Before taking the runway, spend a couple of extra moments going over the takeoff, initial climb and routing you expect. This is a good time to emphasize youll be a bit busier than normal, especially if departing into IMC, until reaching your cruising altitude. Since I typically handle these and other chores myself, I try to gently suggest my workload will be pretty high, that I really need to hear ATC more than them and that noises from landing gear retraction and changing prop pitch are normal. The same thing is true at the flights other end, of course, with flaps added to the mix.

The Really Hard Stuff

In most personal airplanes, theres not that much a non-pilot passenger can do to help beyond helping with communications, navigation and spotting traffic. But a little more training in how to fly can reap some significant benefits. Ideally, youd start with the concept of maintaining straight and level flight. One way to approach this is to transition someone from driving a car to flying an airplane: Theres another dimension to consider. So, add that dimension while minimizing the other by putting you or the autopilot in charge of maintaining altitude while the passenger worries about heading. Just like in your primary training, pick a prominent point on the horizon and get the passenger to keep the airplane headed toward it.

Later, reverse the roles: Put yourself or the autopilot in charge of heading and get the passenger to maintain altitude. Eventually, he or she will put it all together and-like walking and chewing gum at the same time-be able to hold heading and altitude within acceptable limits. Obviously, you probably wont get your passenger to this skill level on one flight. When you do, though, you get to take a nap.
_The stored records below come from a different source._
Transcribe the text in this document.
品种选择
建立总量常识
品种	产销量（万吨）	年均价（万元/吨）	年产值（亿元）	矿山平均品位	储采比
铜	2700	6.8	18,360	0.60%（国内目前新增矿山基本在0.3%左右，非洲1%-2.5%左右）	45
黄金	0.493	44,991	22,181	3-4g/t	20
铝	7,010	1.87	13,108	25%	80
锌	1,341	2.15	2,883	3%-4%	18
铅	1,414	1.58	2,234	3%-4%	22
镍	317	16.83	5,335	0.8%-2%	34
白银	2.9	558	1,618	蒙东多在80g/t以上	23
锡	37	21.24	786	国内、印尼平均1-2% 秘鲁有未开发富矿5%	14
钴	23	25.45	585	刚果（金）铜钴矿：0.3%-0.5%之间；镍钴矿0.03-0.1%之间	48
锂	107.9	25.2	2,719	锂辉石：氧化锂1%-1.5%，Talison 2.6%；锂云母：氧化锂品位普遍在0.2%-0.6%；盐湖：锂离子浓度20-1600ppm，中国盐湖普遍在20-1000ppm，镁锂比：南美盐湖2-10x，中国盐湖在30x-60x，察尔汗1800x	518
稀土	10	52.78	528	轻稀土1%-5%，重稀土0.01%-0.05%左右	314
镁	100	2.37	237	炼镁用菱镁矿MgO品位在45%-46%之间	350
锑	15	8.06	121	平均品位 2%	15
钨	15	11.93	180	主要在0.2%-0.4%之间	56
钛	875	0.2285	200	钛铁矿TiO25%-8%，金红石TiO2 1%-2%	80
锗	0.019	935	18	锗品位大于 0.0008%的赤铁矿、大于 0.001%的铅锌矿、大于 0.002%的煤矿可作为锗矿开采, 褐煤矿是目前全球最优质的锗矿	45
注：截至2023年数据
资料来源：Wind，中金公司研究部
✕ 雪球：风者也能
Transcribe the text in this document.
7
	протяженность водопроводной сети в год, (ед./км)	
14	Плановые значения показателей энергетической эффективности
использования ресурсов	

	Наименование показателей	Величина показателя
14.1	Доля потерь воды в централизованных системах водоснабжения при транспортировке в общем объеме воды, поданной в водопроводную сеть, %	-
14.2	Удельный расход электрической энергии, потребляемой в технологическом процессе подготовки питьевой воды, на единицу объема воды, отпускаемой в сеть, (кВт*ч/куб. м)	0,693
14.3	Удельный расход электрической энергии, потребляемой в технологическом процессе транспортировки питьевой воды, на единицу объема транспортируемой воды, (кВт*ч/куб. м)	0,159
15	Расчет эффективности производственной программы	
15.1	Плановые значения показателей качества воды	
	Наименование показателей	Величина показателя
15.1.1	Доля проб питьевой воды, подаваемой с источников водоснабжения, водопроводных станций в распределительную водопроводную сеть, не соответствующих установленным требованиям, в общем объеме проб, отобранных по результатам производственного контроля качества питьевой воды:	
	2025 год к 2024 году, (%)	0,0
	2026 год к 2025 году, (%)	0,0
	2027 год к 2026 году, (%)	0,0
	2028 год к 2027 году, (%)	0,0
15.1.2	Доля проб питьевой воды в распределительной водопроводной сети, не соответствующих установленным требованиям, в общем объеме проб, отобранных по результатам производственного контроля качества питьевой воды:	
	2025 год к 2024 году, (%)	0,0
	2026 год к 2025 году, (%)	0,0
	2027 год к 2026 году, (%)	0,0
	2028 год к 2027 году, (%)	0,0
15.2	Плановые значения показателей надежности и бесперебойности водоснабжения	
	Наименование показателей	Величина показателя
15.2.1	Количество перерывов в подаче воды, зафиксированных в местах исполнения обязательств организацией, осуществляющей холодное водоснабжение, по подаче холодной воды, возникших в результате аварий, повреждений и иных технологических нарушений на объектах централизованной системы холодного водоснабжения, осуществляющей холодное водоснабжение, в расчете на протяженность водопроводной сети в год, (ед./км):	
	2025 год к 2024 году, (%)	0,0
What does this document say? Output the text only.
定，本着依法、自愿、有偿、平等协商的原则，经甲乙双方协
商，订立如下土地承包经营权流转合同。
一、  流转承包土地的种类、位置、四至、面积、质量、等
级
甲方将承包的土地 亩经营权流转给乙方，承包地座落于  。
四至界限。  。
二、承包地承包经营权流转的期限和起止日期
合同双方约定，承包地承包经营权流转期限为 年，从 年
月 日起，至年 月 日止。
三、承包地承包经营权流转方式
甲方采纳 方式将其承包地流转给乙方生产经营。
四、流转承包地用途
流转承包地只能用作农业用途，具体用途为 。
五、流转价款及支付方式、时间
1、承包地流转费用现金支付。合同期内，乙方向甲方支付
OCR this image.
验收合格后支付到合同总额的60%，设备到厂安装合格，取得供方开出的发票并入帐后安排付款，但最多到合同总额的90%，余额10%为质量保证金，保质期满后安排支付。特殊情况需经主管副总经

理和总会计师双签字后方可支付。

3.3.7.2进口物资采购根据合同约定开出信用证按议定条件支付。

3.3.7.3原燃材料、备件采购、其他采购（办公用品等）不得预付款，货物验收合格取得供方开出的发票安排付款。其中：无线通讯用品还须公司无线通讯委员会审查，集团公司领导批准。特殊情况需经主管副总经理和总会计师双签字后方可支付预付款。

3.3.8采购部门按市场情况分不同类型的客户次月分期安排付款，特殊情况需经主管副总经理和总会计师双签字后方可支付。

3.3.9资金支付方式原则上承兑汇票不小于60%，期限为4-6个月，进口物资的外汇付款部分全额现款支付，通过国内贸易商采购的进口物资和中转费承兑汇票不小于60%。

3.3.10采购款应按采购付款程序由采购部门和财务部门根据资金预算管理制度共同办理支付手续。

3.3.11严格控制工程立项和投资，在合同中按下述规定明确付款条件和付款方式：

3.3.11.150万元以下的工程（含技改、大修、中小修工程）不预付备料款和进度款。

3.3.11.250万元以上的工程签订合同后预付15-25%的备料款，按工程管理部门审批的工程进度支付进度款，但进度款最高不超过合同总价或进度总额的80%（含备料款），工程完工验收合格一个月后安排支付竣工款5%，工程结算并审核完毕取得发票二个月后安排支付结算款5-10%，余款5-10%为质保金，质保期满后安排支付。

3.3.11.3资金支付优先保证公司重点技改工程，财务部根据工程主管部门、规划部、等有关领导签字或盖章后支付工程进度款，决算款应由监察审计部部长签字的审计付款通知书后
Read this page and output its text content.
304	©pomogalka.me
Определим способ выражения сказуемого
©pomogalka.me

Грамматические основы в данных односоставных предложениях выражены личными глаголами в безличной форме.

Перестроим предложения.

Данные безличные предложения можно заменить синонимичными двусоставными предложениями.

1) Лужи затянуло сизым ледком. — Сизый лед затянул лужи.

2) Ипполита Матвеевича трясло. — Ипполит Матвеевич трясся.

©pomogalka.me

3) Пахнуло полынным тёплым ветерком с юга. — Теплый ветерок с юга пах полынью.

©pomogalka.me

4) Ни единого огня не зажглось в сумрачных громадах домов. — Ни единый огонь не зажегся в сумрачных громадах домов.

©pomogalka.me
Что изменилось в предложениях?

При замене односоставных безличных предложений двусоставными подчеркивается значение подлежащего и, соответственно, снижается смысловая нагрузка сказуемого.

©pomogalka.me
Not really…

Short of enrolling him or her at the local flight school, the only remaining hurdle to ensuring your passenger can land. By now, he or she should be familiar with the engine controls and what they do, along with how and when to deploy the flaps and landing gear, as appropriate. But the idea of flying close to the ground is off-putting to many non-pilots, so getting them comfortable with a potential emergency landing takes work.

My favorite training method is to find a quiet, rural airport. Have the passenger fly the pattern, but make only low passes at a safe airspeed. Start adding flaps and gear, emphasizing the low-speed handling changes and a minimal landing checklist. After a few sessions, your passenger will be good enough to land in such a manner the airplane can be used again. And thats what its all about.